Prohormone supplements (PS) are recognized not to impart anabolic or ergogenic effects in men, but the research supporting these conclusions is dated. The Anabolic Steroid Control Act was amended in 2004 to classify androstenedione and 17 additional anabolic compounds as controlled substances. The viability of PS that entered the market after that time have not been evaluated. Seventeen resistance-trained men (23 ± 1 yr; 13.1 ± 1.5% body fat) were randomly assigned to receive either 330 mg/day of 3β-hydroxy-5α-androst-1-en-17-one (Prohormone; n = 9) or sugar (Placebo; n = 8) per os and complete a 4-wk (16 session) structured resistance-training program. Body composition, muscular strength, circulating lipids, and markers of liver and kidney dysfunction were assessed at study onset and termination. Prohormone increased lean body mass by 6.3 ± 1.2%, decreased fat body mass by 24.6 ± 7.1%, and increased their back squat one repetition maximum and competition total by 14.3 ± 1.5 and 12.8 ± 1.1%, respectively. These improvements exceeded (P < 0.05) Placebo, which increased lean body mass by 0.5 ± 0.8%, reduced fat body mass by 9.5 ± 3.6%, and increased back squat one repetition maximum and competition total by 5.7 ± 1.7 and 5.9 ± 1.7%, respectively. Prohormone also experienced multiple adverse effects. These included a 38.7 ± 4.0% reduction in HDL (P < 0.01), a 32.8 ± 15.05% elevation in LDL (P < 0.01), and elevations of 120.0 ± 22.6 and 77.4 ± 12.0% in LDL-to-HDL and cholesterol-to-HDL ratios, respectively (both P < 0.01). Prohormone also exhibited elevations in serum creatinine (19.6 ± 4.3%; P < 0.01) and aspartate transaminase (113.8 ± 61.1%; P = 0.05), as well as reductions in serum albumin (5.1 ± 1.9%; P = 0.04), alkaline phosphatase (16.4 ± 4.7%; P = 0.04), and glomerular filtration rate (18.0 ± 3.3%; P = 0.04). None of these values changed (all P > 0.05) in Placebo. The oral PS 3β-hydroxy-5α-androst-1-en-17-one improves body composition and muscular strength. However, these changes come at a significant cost. Cardiovascular health and liver function are particularly compromised. Given these findings, we feel the harm associated with this particular PS outweighs any potential benefit.

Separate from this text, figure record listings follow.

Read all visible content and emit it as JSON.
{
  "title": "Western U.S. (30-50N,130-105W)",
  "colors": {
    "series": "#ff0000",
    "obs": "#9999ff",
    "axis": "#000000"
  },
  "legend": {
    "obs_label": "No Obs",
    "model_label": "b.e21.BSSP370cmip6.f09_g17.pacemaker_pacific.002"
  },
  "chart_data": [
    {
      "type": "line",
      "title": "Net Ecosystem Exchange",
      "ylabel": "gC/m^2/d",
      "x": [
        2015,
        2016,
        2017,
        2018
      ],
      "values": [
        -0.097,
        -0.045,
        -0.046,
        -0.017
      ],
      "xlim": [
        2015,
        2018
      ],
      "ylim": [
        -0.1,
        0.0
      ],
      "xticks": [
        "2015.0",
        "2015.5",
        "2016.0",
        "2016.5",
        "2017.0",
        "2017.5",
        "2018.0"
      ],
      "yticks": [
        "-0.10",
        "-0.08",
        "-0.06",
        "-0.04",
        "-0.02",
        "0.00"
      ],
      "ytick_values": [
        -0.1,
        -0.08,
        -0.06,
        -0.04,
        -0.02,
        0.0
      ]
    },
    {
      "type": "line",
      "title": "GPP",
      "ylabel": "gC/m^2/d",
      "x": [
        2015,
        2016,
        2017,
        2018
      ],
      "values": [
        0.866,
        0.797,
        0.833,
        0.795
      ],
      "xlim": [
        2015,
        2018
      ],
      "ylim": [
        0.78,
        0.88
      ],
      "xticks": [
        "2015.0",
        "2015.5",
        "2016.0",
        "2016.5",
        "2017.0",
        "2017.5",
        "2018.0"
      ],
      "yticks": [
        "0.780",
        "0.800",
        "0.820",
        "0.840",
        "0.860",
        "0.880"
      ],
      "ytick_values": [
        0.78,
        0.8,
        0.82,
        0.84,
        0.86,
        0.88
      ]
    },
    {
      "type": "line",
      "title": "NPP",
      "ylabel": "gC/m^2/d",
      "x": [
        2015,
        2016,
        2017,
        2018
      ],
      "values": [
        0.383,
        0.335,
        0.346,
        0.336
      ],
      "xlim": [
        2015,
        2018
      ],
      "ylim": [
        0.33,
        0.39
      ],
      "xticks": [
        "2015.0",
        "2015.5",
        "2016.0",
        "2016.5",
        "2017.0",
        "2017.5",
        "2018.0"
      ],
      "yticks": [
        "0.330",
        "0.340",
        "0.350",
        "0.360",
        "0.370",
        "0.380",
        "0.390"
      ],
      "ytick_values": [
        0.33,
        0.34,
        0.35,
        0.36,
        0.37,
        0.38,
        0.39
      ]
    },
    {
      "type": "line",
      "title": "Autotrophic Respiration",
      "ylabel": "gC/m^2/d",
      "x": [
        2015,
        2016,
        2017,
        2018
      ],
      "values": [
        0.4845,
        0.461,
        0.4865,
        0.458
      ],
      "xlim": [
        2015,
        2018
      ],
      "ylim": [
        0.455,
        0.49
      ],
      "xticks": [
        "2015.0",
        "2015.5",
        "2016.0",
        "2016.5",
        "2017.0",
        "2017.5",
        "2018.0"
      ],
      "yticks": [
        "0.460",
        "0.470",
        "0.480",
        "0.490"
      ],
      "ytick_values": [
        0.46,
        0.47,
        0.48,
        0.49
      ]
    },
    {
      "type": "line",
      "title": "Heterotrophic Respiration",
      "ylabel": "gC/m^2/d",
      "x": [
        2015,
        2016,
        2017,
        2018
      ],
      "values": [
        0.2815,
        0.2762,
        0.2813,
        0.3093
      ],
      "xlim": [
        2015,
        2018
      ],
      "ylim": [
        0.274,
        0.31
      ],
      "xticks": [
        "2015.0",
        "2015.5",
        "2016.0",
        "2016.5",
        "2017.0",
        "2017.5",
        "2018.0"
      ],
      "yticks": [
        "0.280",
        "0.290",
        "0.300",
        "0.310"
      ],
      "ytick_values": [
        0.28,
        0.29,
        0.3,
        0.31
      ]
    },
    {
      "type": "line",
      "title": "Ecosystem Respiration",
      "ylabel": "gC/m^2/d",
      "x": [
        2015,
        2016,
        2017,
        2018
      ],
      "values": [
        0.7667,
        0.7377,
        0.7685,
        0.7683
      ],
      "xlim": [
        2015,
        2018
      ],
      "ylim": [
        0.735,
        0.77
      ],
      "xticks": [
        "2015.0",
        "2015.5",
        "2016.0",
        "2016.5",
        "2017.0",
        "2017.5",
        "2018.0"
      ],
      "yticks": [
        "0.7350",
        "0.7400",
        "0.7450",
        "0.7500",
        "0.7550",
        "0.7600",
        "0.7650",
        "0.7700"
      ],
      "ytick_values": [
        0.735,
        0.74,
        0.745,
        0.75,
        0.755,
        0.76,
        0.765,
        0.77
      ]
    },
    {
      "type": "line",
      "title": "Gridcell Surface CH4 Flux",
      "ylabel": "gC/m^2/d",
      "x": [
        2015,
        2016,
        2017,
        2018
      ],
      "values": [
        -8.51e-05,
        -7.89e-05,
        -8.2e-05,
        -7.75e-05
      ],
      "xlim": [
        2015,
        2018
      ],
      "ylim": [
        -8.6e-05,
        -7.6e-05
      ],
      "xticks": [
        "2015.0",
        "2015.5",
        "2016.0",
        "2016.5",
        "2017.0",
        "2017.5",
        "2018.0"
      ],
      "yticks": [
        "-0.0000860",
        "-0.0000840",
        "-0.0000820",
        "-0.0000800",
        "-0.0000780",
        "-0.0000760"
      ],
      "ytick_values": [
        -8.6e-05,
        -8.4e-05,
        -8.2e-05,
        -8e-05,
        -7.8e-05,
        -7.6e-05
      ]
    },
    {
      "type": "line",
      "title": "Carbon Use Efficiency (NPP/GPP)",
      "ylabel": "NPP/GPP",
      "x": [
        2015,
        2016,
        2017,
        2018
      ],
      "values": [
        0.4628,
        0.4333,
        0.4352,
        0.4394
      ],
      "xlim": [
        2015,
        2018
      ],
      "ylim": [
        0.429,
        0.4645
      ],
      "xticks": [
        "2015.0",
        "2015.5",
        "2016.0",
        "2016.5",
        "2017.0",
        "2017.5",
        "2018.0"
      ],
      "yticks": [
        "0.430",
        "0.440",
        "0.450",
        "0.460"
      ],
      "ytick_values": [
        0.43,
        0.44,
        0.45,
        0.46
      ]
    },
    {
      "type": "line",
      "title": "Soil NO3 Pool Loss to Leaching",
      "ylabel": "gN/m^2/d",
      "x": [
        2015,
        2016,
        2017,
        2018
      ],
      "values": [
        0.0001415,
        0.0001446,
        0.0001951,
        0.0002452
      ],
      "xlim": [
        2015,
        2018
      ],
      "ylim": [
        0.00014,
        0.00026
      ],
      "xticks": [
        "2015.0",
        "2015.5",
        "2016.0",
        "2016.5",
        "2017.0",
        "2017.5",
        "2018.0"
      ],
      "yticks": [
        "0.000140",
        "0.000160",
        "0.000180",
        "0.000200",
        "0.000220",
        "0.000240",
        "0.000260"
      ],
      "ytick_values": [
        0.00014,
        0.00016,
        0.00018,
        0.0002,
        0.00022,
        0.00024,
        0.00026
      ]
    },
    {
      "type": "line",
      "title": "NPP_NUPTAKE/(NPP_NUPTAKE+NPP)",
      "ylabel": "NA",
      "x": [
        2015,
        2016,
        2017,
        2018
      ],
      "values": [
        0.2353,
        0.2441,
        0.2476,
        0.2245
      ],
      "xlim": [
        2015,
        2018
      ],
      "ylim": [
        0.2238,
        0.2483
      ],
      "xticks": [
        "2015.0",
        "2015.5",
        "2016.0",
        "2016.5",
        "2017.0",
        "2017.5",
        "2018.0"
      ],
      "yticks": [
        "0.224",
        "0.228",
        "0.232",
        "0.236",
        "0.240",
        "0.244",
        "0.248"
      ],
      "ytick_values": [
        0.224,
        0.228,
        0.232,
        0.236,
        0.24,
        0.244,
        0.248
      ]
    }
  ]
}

Prohormones and sport / Frans T. Delbeke, Peter Van Eenoo, Wim Van Thuyne, Noël Desmet

• Journal of Steroid Biochemistry and Molecular Biology 83 (2002) 1-5 (December), p. 245-251
• PMID: 12650722
• DOI: 10.1016/s0960-0760(02)00274-1

Abstract

Several precursors of testosterone and nandrolone introduced on the nutritional supplement market as performance enhancing drugs are banned in sports. Until now they are legally sold without a prescription in the US. Results of excretion studies with related compounds including 7-keto-DHEA and 1-androstenediol are presented. The main metabolites of 7-keto-DHEA are 7-hydroxylated compounds. The commercial 1-androstenediol preparation was contaminated with several other anabolic steroids. Oxidation of 1-androstenediol to 1-androstenedione seems to be the major renal metabolic pathway. Additionally contaminated nutritional supplements containing banned substances not indicated on the label were administered. The results of the excretion studies indicate that after the intake of amounts substantially lower than the recommended dose athletes can fail a doping test for periods up to 120 h.